🤖 AI Summary
This study investigates the cross-modal alignment mechanism between visual and linguistic representations in vision-language models (VLMs), challenging the efficacy of prevailing linear adapter architectures for alignment. Adopting a frozen-LLM-and-ViT paradigm with only linear adapters fine-tuned, we introduce pretrained sparse autoencoders (SAEs) as *invariance probes*—a novel method to quantitatively characterize alignment dynamics. Our analysis reveals that visual representations do not align with the language space at the input layer; instead, alignment emerges progressively across transformer layers: ViT outputs exhibit fundamental misalignment with early LLM layers, while stable cross-modal alignment is achieved only in middle-to-late LLM layers. Crucially, SAE reconstruction error and sparsity evolution jointly form an interpretable, quantitative alignment trajectory.
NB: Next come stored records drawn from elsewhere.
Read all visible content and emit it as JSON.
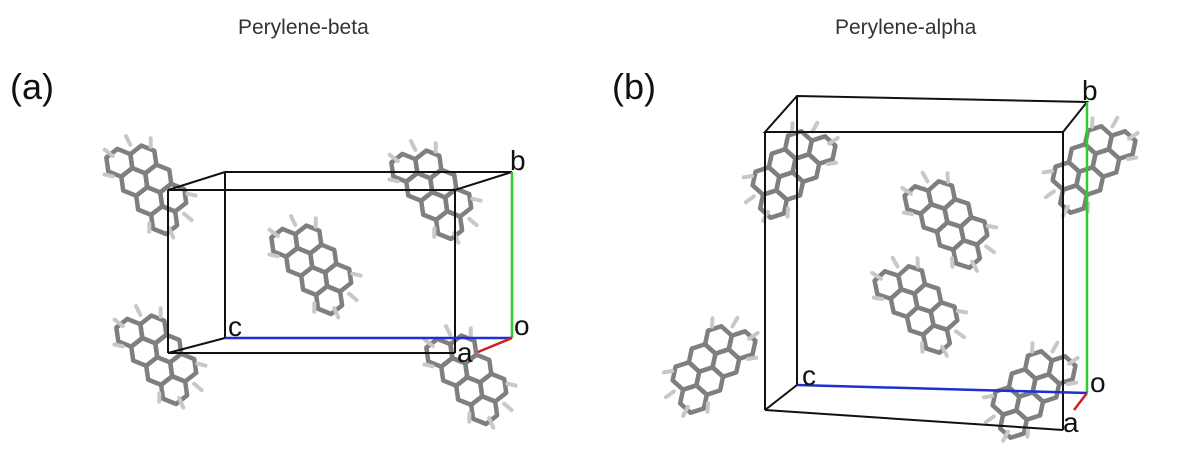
{
  "panels": [
    {
      "label": "(a)",
      "title": "Perylene-beta",
      "axes": {
        "b": "b",
        "o": "o",
        "c": "c",
        "a": "a"
      }
    },
    {
      "label": "(b)",
      "title": "Perylene-alpha",
      "axes": {
        "b": "b",
        "o": "o",
        "c": "c",
        "a": "a"
      }
    }
  ],
  "colors": {
    "b_axis": "#2ecc2e",
    "c_axis": "#1f2fd0",
    "a_axis": "#d02020",
    "cell_edges": "#111111",
    "carbon_bonds": "#7f7f7f",
    "hydrogen_bonds": "#c8c8c8"
  }
}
This work provides new empirical evidence for multimodal representation learning and establishes a principled, interpretable analytical framework for probing cross-modal alignment.
📝 Abstract
Effective multimodal reasoning depends on the alignment of visual and linguistic representations, yet the mechanisms by which vision-language models (VLMs) achieve this alignment remain poorly understood. We introduce a methodological framework that deliberately maintains a frozen large language model (LLM) and a frozen vision transformer (ViT), connected solely by training a linear adapter during visual instruction tuning. This design is fundamental to our approach: by keeping the language model frozen, we ensure it maintains its original language representations without adaptation to visual data. Consequently, the linear adapter must map visual features directly into the LLM's existing representational space rather than allowing the language model to develop specialized visual understanding through fine-tuning. Our experimental design uniquely enables the use of pre-trained sparse autoencoders (SAEs) of the LLM as analytical probes. These SAEs remain perfectly aligned with the unchanged language model and serve as a snapshot of the learned language feature-representations. Through systematic analysis of SAE reconstruction error, sparsity patterns, and feature SAE descriptions, we reveal the layer-wise progression through which visual representations gradually align with language feature representations, converging in middle-to-later layers. This suggests a fundamental misalignment between ViT outputs and early LLM layers, raising important questions about whether current adapter-based architectures optimally facilitate cross-modal representation learning.